2

I have been looking at the answer to the following question here: How can I select deeply nested key:values from dictionary in python

But my issue isn't in finding a single key inside the deeply nested data structure, but all occurences of a particular key.

For example, like if we modify the data structure in the first example in here:

[ "stats":{ "success": true, "payload": { "tag": { "slug": "python", "name": "Python", "postCount": 10590, "virtuals": { "isFollowing": false } }, "metadata": { "followerCount": 18053, "postCount": 10590, "coverImage": { "id": "1*O3-jbieSsxcQFkrTLp-1zw.gif", "originalWidth": 550, "originalHeight": 300 } } } }, "stats": { "success": true, "payload": { "tag": { "slug": "python", "name": "Python", "postCount": 10590, "virtuals": { "isFollowing": false } }, "metadata": { "followerCount": 18053, "postCount": 10590, "coverImage": { "id": "1*O3-jbieSsxcQFkrTLp-1zw.gif", "originalWidth": 550, "originalHeight": 300 } } } } ]
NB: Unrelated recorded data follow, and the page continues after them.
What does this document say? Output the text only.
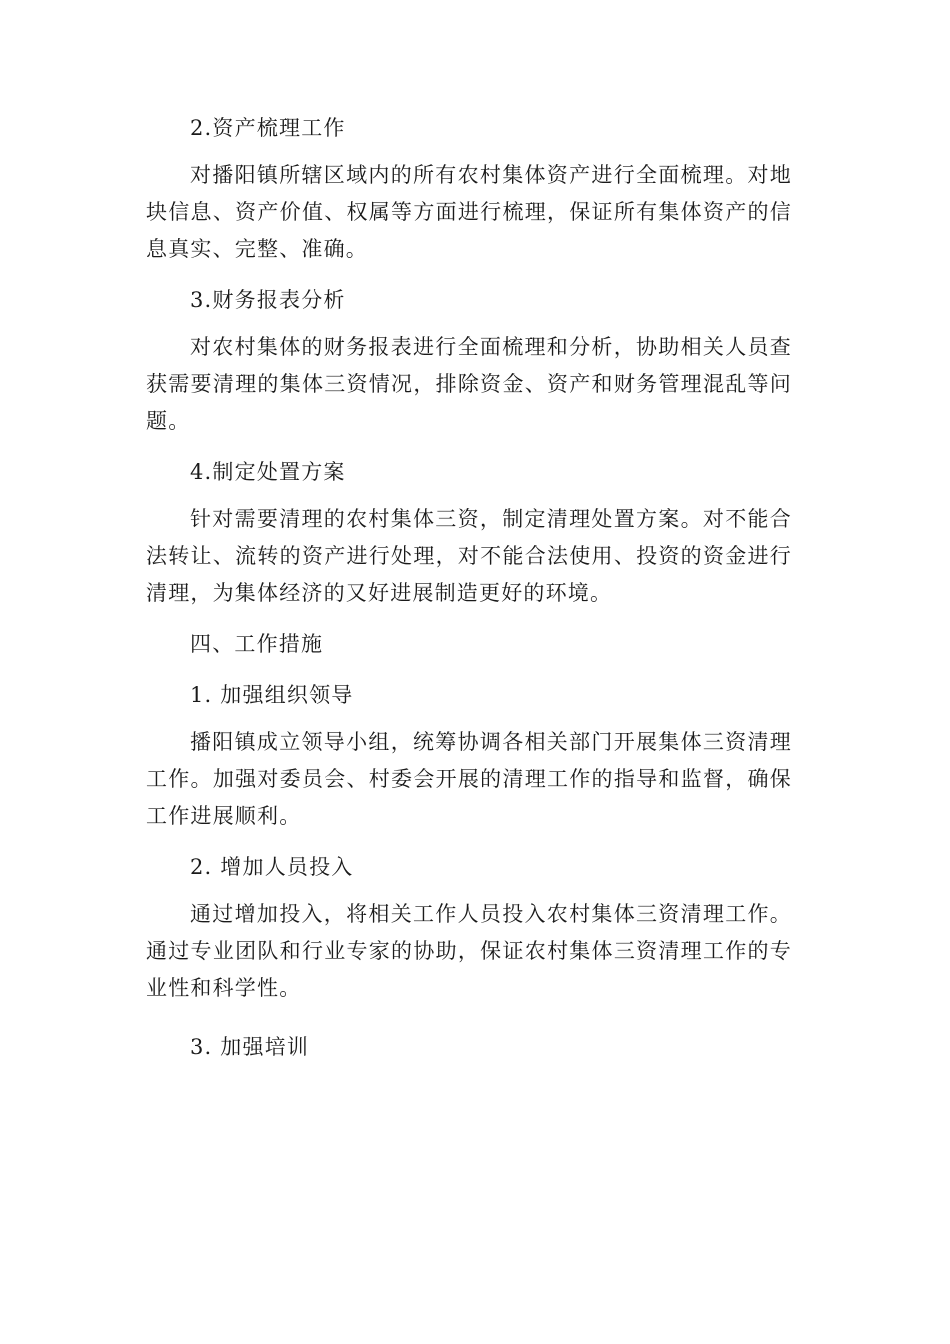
2.资产梳理工作

对播阳镇所辖区域内的所有农村集体资产进行全面梳理。对地块信息、资产价值、权属等方面进行梳理，保证所有集体资产的信息真实、完整、准确。

3.财务报表分析

对农村集体的财务报表进行全面梳理和分析，协助相关人员查获需要清理的集体三资情况，排除资金、资产和财务管理混乱等问题。

4.制定处置方案

针对需要清理的农村集体三资，制定清理处置方案。对不能合法转让、流转的资产进行处理，对不能合法使用、投资的资金进行清理，为集体经济的又好进展制造更好的环境。

四、工作措施

1. 加强组织领导

播阳镇成立领导小组，统筹协调各相关部门开展集体三资清理工作。加强对委员会、村委会开展的清理工作的指导和监督，确保工作进展顺利。

2. 增加人员投入

通过增加投入，将相关工作人员投入农村集体三资清理工作。通过专业团队和行业专家的协助，保证农村集体三资清理工作的专业性和科学性。

3. 加强培训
How would I get every possible occurrences of "metadata" here?

Yazanator
  • 127
  • 8

2 Answers2

3

How about something recursive?

def extractVals(obj, key, resList):
    if type(obj) == dict:
        if key in obj:
            resList.append(obj[key])
        for k, v in obj.items():
            extractVals(v, key, resList)
    if type(obj) == list:
        for l in obj:
            extractVals(l, key, resList)

resultList1 = []    
extractVals(dat, 'metadata', resultList1)
print(resultList1)

yields:

[{'coverImage': {'id': '1*O3-jbieSsxcQFkrTLp-1zw.gif',
 'originalHeight': 300,
 'originalWidth': 550},
 'followerCount': 18053,
 'postCount': 10590},
{'coverImage': {'id': '1*O3-jbieSsxcQFkrTLp-1zw.gif',
 'originalHeight': 300,
 'originalWidth': 550},
 'followerCount': 18053,
 'postCount': 10590}]

I also had to modify your dataset slightly above to be a valid Python structure. true -> True, false -> False, and removed the keys from the top level list.

Joshua R.
  • 2,282
  • 1
  • 18
  • 21
1

You can use a custon class like this one:

class  DeepDict:

    def __init__(self, data):
        self.data = data

    @classmethod
    def _deep_find(cls, data, key, root, response):
        if root:
            root += "."
        if isinstance(data, list):
            for i, item in enumerate(data):
                cls._deep_find(item, key, root + str(i), response)
        elif isinstance(data, dict):
            if key in data:
                response.append(root + key)
            for data_key, value in data.items():
                cls._deep_find(value, key, root + data_key, response)
        return response

    def deep_find(self, key):
        """ Returns all ocurrences of `key` with a dottedpath leading to each.
        Use  `deepget` to retrieve the values for a given ocurrence, or
        `get_all` to iterate over the values for each occurrence of the key.
        """
        return self._deep_find(self.data, key, root="", response=[])

    @classmethod
    def _deep_get(cls, data, path):
        if not path:
            return data
        index = path.pop(0)
        if index.isdigit():
            index = int(index)
        return cls._deep_get(data[index], path)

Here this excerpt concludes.